五十肩とは50歳代を中心に、40〜60歳代の人に多く発生する「肩の痛み」を伴う病気です。以前は四十肩と呼ばれることもありました。男女差はなく50歳前後の方で、肩を動かすと痛い、腕が上がらない、腕が背中に回らない、など肩に異常を感じている方は五十肩を疑った方がよいでしょう。五十肩の症状が進むと、衣服の脱ぎ着ができない、肩の痛くてなかなか眠れない、眠っていても肩の痛みで起きてしまうなど、肩コリとは全く異なる激痛を伴うので、日常生活にも支障をきたすようになる非常に厄介な病気です。五十肩は朝起きると突然、肩に激痛を感じるケースから、じわじわと肩が痛くなってくるケースがあります。ほとんど場合は後者が多いようですが、痛む場所は肩から上腕にかけてが多く、痛みと同時に肩の腫れや熱っぽさを伴うこともあります。

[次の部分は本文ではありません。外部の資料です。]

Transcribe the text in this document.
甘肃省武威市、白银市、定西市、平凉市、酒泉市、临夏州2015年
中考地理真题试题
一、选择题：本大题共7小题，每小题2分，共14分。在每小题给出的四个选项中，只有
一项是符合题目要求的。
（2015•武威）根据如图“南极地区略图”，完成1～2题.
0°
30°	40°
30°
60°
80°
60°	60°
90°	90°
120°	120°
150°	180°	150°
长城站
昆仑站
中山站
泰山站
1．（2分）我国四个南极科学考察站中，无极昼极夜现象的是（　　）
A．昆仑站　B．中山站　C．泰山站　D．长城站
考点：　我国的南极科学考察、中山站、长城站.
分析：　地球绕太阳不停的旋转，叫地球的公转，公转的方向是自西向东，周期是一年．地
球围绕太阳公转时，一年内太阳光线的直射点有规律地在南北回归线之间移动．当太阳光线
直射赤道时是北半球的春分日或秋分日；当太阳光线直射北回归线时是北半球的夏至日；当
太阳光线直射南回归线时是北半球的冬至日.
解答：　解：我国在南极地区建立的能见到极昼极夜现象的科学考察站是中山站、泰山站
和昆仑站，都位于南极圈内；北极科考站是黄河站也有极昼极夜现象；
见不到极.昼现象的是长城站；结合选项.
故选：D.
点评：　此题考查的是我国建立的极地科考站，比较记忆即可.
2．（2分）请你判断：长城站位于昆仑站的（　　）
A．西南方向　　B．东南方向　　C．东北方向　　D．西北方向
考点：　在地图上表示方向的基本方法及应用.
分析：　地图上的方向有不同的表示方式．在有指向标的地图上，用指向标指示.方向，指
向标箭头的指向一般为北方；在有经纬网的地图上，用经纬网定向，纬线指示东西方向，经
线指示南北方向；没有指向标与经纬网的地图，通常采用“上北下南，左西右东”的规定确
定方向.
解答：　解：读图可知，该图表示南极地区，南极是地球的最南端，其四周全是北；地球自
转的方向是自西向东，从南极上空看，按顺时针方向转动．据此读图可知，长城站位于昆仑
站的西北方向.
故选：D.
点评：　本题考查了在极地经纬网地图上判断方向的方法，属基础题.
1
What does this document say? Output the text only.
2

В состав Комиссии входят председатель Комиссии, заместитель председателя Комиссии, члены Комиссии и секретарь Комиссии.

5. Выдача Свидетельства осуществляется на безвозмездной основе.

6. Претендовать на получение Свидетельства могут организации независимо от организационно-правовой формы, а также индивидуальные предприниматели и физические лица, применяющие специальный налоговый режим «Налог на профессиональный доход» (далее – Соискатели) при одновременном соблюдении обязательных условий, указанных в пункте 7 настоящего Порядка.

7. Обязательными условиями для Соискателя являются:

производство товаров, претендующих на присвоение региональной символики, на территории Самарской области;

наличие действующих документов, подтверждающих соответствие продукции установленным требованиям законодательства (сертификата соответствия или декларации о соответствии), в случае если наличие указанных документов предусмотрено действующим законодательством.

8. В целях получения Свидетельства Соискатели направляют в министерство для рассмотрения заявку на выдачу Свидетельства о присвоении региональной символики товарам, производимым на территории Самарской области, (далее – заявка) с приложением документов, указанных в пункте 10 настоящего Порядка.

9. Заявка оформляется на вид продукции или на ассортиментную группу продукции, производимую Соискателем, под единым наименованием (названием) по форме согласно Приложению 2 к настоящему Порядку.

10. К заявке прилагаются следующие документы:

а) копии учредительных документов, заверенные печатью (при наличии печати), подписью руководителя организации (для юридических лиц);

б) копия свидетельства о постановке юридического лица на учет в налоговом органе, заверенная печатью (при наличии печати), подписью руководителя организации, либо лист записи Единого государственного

しかし、不思議なことに五十肩はいつのまにか治ってしまう病気です。個人差はあありますが、およそ半年から1年で、自然に肩の痛みは消えていきます。ただし、安易に考え長い間放置しておくと、治ったあとでも運動障害が残る場合があるので、必ず専門医で適切な治療を受けることが大切です。
五十肩というのは俗名であり、正式な病名は「肩関節周囲炎」と言います。これは肩に痛みがある場合の症候群の名称で、痛みの症状によって更に細かく分類されています。肩関節周囲炎のなかには、烏口突起炎、上腕二頭筋腱炎、肩峰下滑液包炎、変性性腱板炎・外傷性腱板炎・腱板、石灰沈着性腱板炎、臼蓋上腕靭帯障害、疼痛性関節制動症、肩関節拘縮が含まれます。五十肩という名称はあいまいで、医師のなかには疼痛性関節制動症だけを五十肩とする方もいますが、大抵の場合は、いずれかの症状のあるものを総称で肩関節周囲炎、いわゆる五十肩と呼称する場合が多いのです。
また、五十肩になる原因ははっきりとわかっていないのが現状です。レントゲン等で腱板が断裂していたり、石灰が沈着していることが解れば直接的な痛みの原因の診断が容易ですが、何故そうなるかについては解らないそうです。一説ではスポーツや仕事などで肩を使いすぎた場合に多く発症したり、ムリな姿勢をとったり、打ち身を起こしたことから五十肩になったという場合もあるそうです。
五十肩は発症から半年から1年前後で自然と治るのが一般的です。なかには肩の痛みが消えてからあれが五十肩だったのかと気付く人もいるそうです。ただし、適切な治療やリハビリをせずに放置した場合は3〜4年かかるケースもあるのです。五十肩は経過は大きく分けて三つの段階があり、1)急性期=肩が激しく痛み、動かせない。2)慢性期=痛みは和らぐが肩が動かなくなる。3)回復期=だんだん動くようになる。と言います。五十肩の治療は経過の状況に合わせて行なうことが大切で、急性期は安静にし、飲み薬や湿布、注射で痛み止めをします。慢性期は適度な運動で少しずつ肩を動かすようにします。肩を温めて血流を良くし、肩の筋肉を軟らかくする。慢性期に適切なリハビリを怠ると肩がますます固まり、肩の動きの回復が遅くなるという。
五十肩になりやすい中高年は、体がさまざまな病気を抱えやすい年齢です。自己判断で五十肩と決めつけずに、疑わしい時は早めに専門医を受診するように心掛けましょう。